Walter Scheidel

 

On his book Escape from Rome: The Failure of Empire and the Road to Prosperity

Cover Interview of March 04, 2020

A close-up

It is always a good idea to start at the end. The epilogue of my book takes its cue from the famous question in the Monty Python movie The Life of Brian: “What have the Romans ever done for us?” It is true that the standard answer—that the Roman Empire brought peace alongside various material fruits of civilization from roads to wine—holds up well: never again would so much of Europe be at peace for such a long time.

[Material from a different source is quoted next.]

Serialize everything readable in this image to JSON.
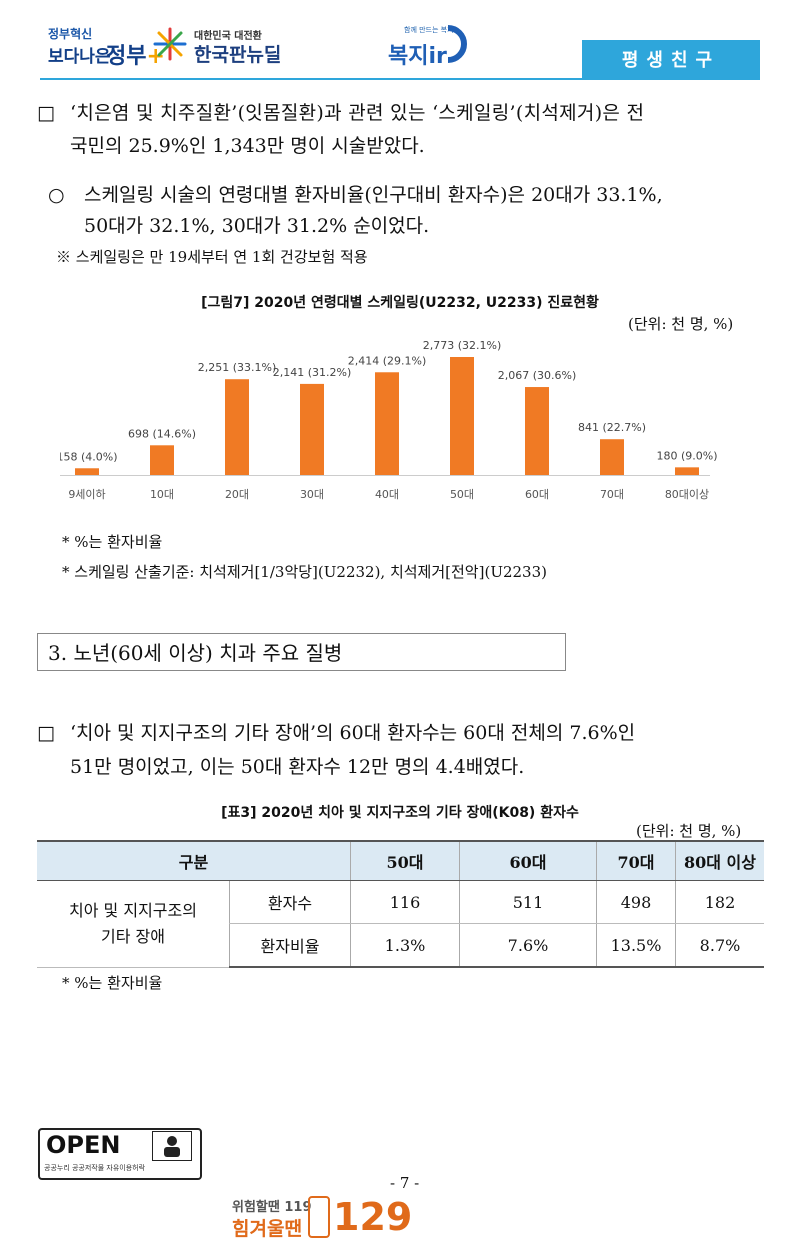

But that peace was bought a price. Stable empire ushered in conservatism and stagnation. As impressive as Roman ruins still look to us today, the Roman economy failed to deliver sustainable growth. After accelerating among the ancient Greeks, scientific discovery and technological advances stalled under Roman rule. Democracy, another Greek experiment, was snuffed out. Later on, the Roman authorities sought first to suppress and then to co-opt Christianity, which had emerged independently from established power structures.

It was only by falling apart during the fifth, sixth, and seventh centuries AD that the Roman Empire finally performed its most important service to human development: to go away for good. By setting Europe free from the conventional strictures of imperial control, Rome’s demise ushered in an age of fracture and experimentation that would eventually change the whole world.

At the very end I return one more time to counterfactuals by asking, what if there had never been a Roman Empire to begin with? How would that have affected Europe’s journey toward modernity? Rome’s cultural legacy lent some degree of unity of medieval and early modern Europe that would otherwise have been missing. This promoted the flow of people, goods, capital, and ideas across borders.

I argue that Christianity was probably the single most influential legacy of Rome. While it helped pull medieval societies together, it deepened divisions later on. The Protestant societies of northwestern Europe were the main beneficiaries and played a key role in bringing about unprecedented change.